Beginning January 1, 2020, California law (known as AB 51) makes it a criminal misdemeanor for employers to require arbitration as a condition of employment. The law specifically prohibits mandatory arbitration of claims under the California Fair Employment and Housing Act (such as for discrimination, harassment, and retaliation) and claims for violations of the California Labor Code (such as for wage payment violations). AB 51 now has been temporarily enjoined pending a preliminary injunction hearing scheduled for January 10, 2020.
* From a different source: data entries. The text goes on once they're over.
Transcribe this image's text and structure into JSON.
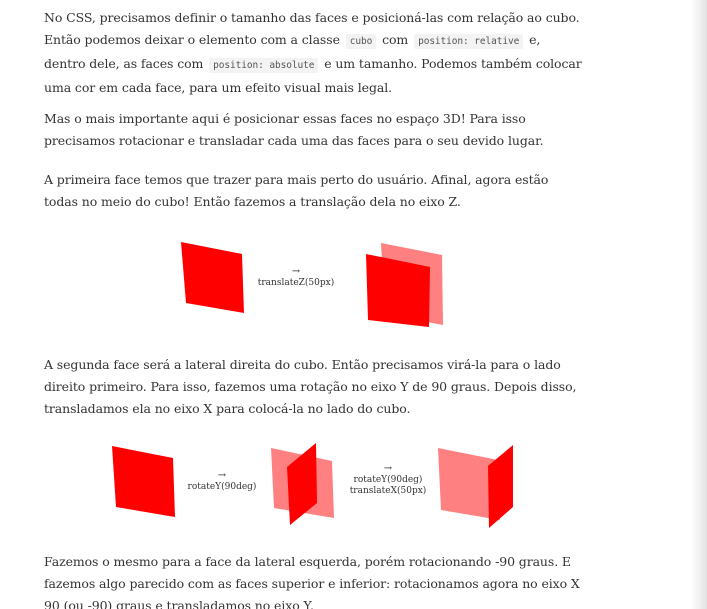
{
  "paragraphs": {
    "p1": {
      "before_code1": "No CSS, precisamos definir o tamanho das faces e posicioná-las com relação ao cubo. Então podemos deixar o elemento com a classe",
      "code1": "cubo",
      "between_1_2": "com",
      "code2": "position: relative",
      "between_2_3": "e, dentro dele, as faces com",
      "code3": "position: absolute",
      "after_code3": "e um tamanho. Podemos também colocar uma cor em cada face, para um efeito visual mais legal."
    },
    "p2": "Mas o mais importante aqui é posicionar essas faces no espaço 3D! Para isso precisamos rotacionar e transladar cada uma das faces para o seu devido lugar.",
    "p3": "A primeira face temos que trazer para mais perto do usuário. Afinal, agora estão todas no meio do cubo! Então fazemos a translação dela no eixo Z.",
    "p4": "A segunda face será a lateral direita do cubo. Então precisamos virá-la para o lado direito primeiro. Para isso, fazemos uma rotação no eixo Y de 90 graus. Depois disso, transladamos ela no eixo X para colocá-la no lado do cubo.",
    "p5": "Fazemos o mesmo para a face da lateral esquerda, porém rotacionando -90 graus. E fazemos algo parecido com as faces superior e inferior: rotacionamos agora no eixo X 90 (ou -90) graus e transladamos no eixo Y."
  },
  "illustrations": {
    "fig1": {
      "arrow": "→",
      "label": "translateZ(50px)"
    },
    "fig2": {
      "arrow1": "→",
      "label1": "rotateY(90deg)",
      "arrow2": "→",
      "label2_line1": "rotateY(90deg)",
      "label2_line2": "translateX(50px)"
    }
  },
  "colors": {
    "face_solid": "#ff0000",
    "face_faded": "#ff8080",
    "text": "#333333",
    "code_bg": "#f3f3f3"
  }
}
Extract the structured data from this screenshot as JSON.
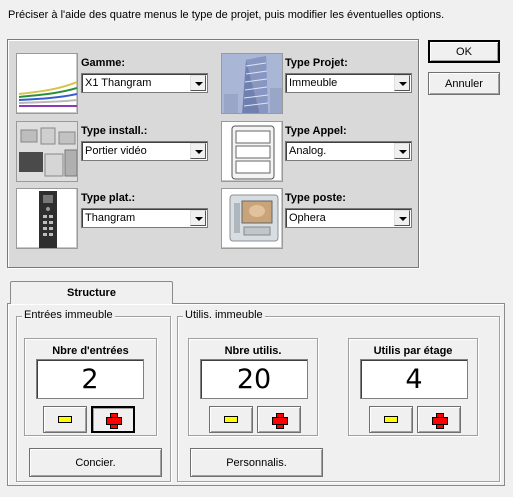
{
  "instruction": "Préciser à l'aide des quatre menus le type de projet, puis modifier les éventuelles options.",
  "dialog": {
    "ok_label": "OK",
    "cancel_label": "Annuler"
  },
  "fields": {
    "gamme": {
      "label": "Gamme:",
      "value": "X1 Thangram"
    },
    "type_projet": {
      "label": "Type Projet:",
      "value": "Immeuble"
    },
    "type_install": {
      "label": "Type install.:",
      "value": "Portier vidéo"
    },
    "type_appel": {
      "label": "Type Appel:",
      "value": "Analog."
    },
    "type_plat": {
      "label": "Type plat.:",
      "value": "Thangram"
    },
    "type_poste": {
      "label": "Type poste:",
      "value": "Ophera"
    }
  },
  "tabs": [
    {
      "label": "Structure"
    }
  ],
  "groups": {
    "entrees": {
      "legend": "Entrées immeuble",
      "counter_title": "Nbre d'entrées",
      "value": "2",
      "button_label": "Concier."
    },
    "utilis": {
      "legend": "Utilis. immeuble",
      "counter1_title": "Nbre utilis.",
      "counter1_value": "20",
      "counter2_title": "Utilis par étage",
      "counter2_value": "4",
      "button_label": "Personnalis."
    }
  },
  "icons": {
    "decrement": "minus-icon",
    "increment": "plus-icon",
    "dropdown": "chevron-down-icon"
  }
}
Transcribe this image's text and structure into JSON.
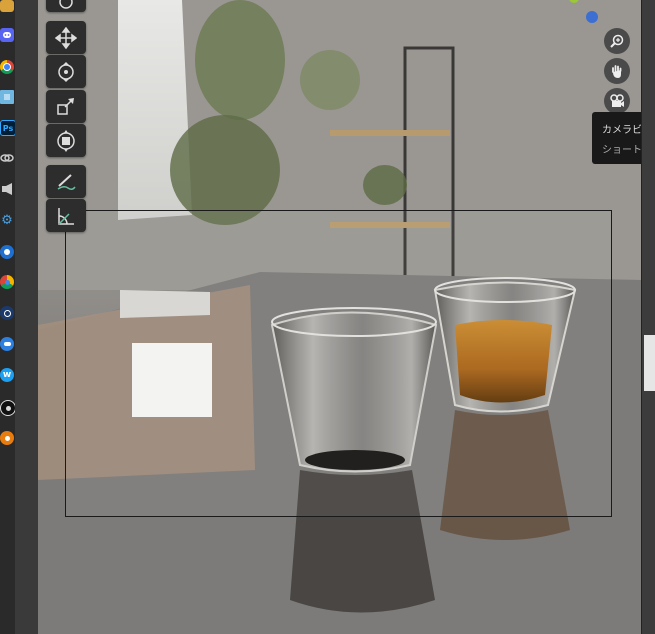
{
  "taskbar": {
    "icons": [
      "folder-icon",
      "discord-icon",
      "chrome-icon",
      "notepad-icon",
      "photoshop-icon",
      "link-icon",
      "media-icon",
      "settings-gear-icon",
      "blue-app-icon",
      "chrome-alt-icon",
      "steam-icon",
      "blue-circle-icon",
      "w-app-icon",
      "obs-icon",
      "blender-icon"
    ],
    "photoshop_label": "Ps"
  },
  "toolbar": {
    "tools": [
      "cursor-tool",
      "move-tool",
      "rotate-tool",
      "scale-tool",
      "transform-tool",
      "annotate-tool",
      "measure-tool"
    ]
  },
  "navigation": {
    "gizmo_colors": {
      "y_axis": "#9ac837",
      "z_axis": "#3c6fd1"
    },
    "buttons": [
      "zoom-icon",
      "hand-pan-icon",
      "camera-view-icon"
    ]
  },
  "tooltip": {
    "line1": "カメラビュ",
    "line2": "ショートカ"
  }
}
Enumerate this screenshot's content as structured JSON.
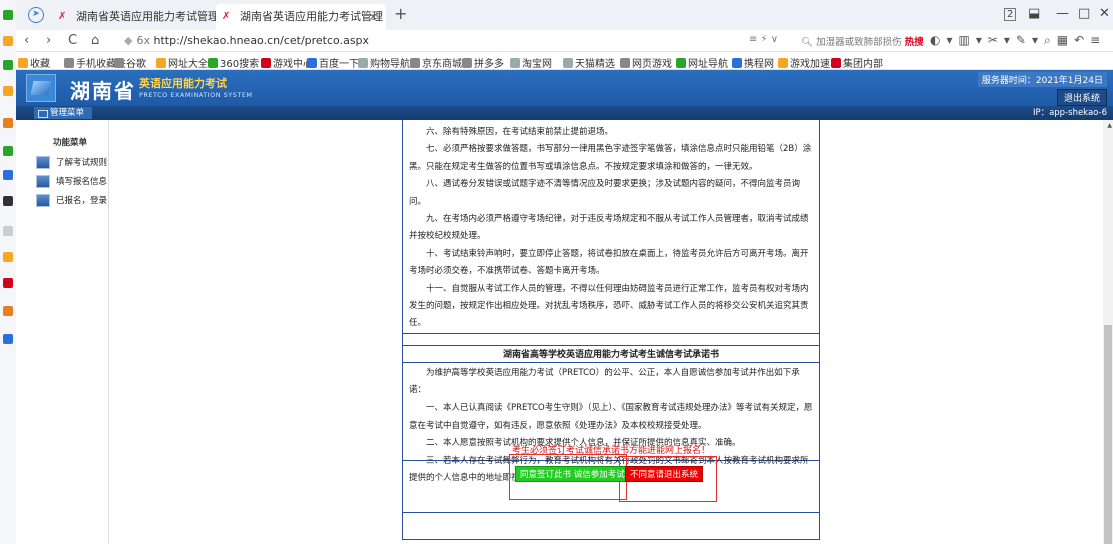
{
  "browser": {
    "tabs": [
      {
        "title": "湖南省英语应用能力考试管理系统",
        "active": false
      },
      {
        "title": "湖南省英语应用能力考试管理系统",
        "active": true
      }
    ],
    "new_tab_symbol": "+",
    "window_controls": {
      "count": "2",
      "minimize": "—",
      "maximize": "□",
      "close": "✕"
    },
    "nav": {
      "back": "‹",
      "forward": "›",
      "reload": "C",
      "home": "⌂"
    },
    "url": "http://shekao.hneao.cn/cet/pretco.aspx",
    "url_prefix": "6x",
    "search_placeholder": "加湿器或致肺部损伤",
    "search_hot": "热搜",
    "bookmarks": [
      {
        "label": "收藏",
        "color": "#f5a623"
      },
      {
        "label": "手机收藏夹",
        "color": "#888888"
      },
      {
        "label": "谷歌",
        "color": "#888888"
      },
      {
        "label": "网址大全",
        "color": "#f5a623"
      },
      {
        "label": "360搜索",
        "color": "#2aa52a"
      },
      {
        "label": "游戏中心",
        "color": "#d0021b"
      },
      {
        "label": "百度一下",
        "color": "#2b6fdc"
      },
      {
        "label": "购物导航",
        "color": "#9aa"
      },
      {
        "label": "京东商城",
        "color": "#888888"
      },
      {
        "label": "拼多多",
        "color": "#888888"
      },
      {
        "label": "淘宝网",
        "color": "#9aa"
      },
      {
        "label": "天猫精选",
        "color": "#9aa"
      },
      {
        "label": "网页游戏",
        "color": "#888888"
      },
      {
        "label": "网址导航",
        "color": "#2aa52a"
      },
      {
        "label": "携程网",
        "color": "#2b6fdc"
      },
      {
        "label": "游戏加速",
        "color": "#f5a623"
      },
      {
        "label": "集团内部",
        "color": "#d0021b"
      }
    ]
  },
  "header": {
    "title": "湖南省",
    "subtitle": "英语应用能力考试",
    "subtitle_en": "PRETCO EXAMINATION SYSTEM",
    "server_time": "服务器时间：2021年1月24日",
    "logout": "退出系统",
    "menu_label": "管理菜单",
    "ip": "IP：app-shekao-6"
  },
  "sidebar": {
    "title": "功能菜单",
    "items": [
      {
        "label": "了解考试规则"
      },
      {
        "label": "填写报名信息"
      },
      {
        "label": "已报名，登录"
      }
    ]
  },
  "rules": [
    "六、除有特殊原因，在考试结束前禁止提前退场。",
    "七、必须严格按要求做答题，书写部分一律用黑色字迹签字笔做答，填涂信息点时只能用铅笔（2B）涂黑。只能在规定考生做答的位置书写或填涂信息点。不按规定要求填涂和做答的，一律无效。",
    "八、遇试卷分发错误或试题字迹不清等情况应及时要求更换；涉及试题内容的疑问，不得向监考员询问。",
    "九、在考场内必须严格遵守考场纪律，对于违反考场规定和不服从考试工作人员管理者，取消考试成绩并按校纪校规处理。",
    "十、考试结束铃声响时，要立即停止答题，将试卷扣放在桌面上，待监考员允许后方可离开考场。离开考场时必须交卷，不准携带试卷、答题卡离开考场。",
    "十一、自觉服从考试工作人员的管理，不得以任何理由妨碍监考员进行正常工作，监考员有权对考场内发生的问题，按规定作出相应处理。对扰乱考场秩序，恐吓、威胁考试工作人员的将移交公安机关追究其责任。"
  ],
  "pledge": {
    "title": "湖南省高等学校英语应用能力考试考生诚信考试承诺书",
    "paragraphs": [
      "为维护高等学校英语应用能力考试（PRETCO）的公平、公正，本人自愿诚信参加考试并作出如下承诺：",
      "一、本人已认真阅读《PRETCO考生守则》（见上）、《国家教育考试违规处理办法》等考试有关规定，愿意在考试中自觉遵守，如有违反，愿意依照《处理办法》及本校校规接受处理。",
      "二、本人愿意按照考试机构的要求提供个人信息，并保证所提供的信息真实、准确。",
      "三、若本人存在考试舞弊行为，教育考试机构将有关行政处罚的文书邮寄到本人按教育考试机构要求所提供的个人信息中的地址即视为有效送达。"
    ],
    "notice": "考生必须签订考试诚信承诺书方能进能网上报名！",
    "agree_button": "同意签订此书 诚信参加考试",
    "disagree_button": "不同意请退出系统"
  }
}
On December 6, 2019, the U.S. and California Chambers of Commerce and other national and state organizations filed a lawsuit against the State of California to block AB 51, asserting that this new law is preempted by the Federal Arbitration Act. (United States v. Becerra, Case No. 2:19-cv-2456 KJM DB.) In response to the plaintiff’s request for injunctive relief, the United States District Court for the Eastern District of California filed its Order on December 30, 2019, which prohibits California authorities from enforcing AB 51 until the Court decides whether to issue a preliminary injunction. That hearing is scheduled for January 10, 2020. Courts rarely issue such temporary restraining orders, and they do so only if the plaintiff appears likely to succeed on the merits. In issuing this injunction, the Court explained that in this case, “plaintiffs have raised serious questions regarding whether the challenged statute is preempted by the Federal Arbitration Act as construed by the United States Supreme Court.”

During the period of the injunction, California employers can continue to use valid arbitration agreements as a required condition of employment, but should closely monitor these legal developments and consult with counsel about the advantages and disadvantages of employment arbitration agreements, including how best to draft and implement them.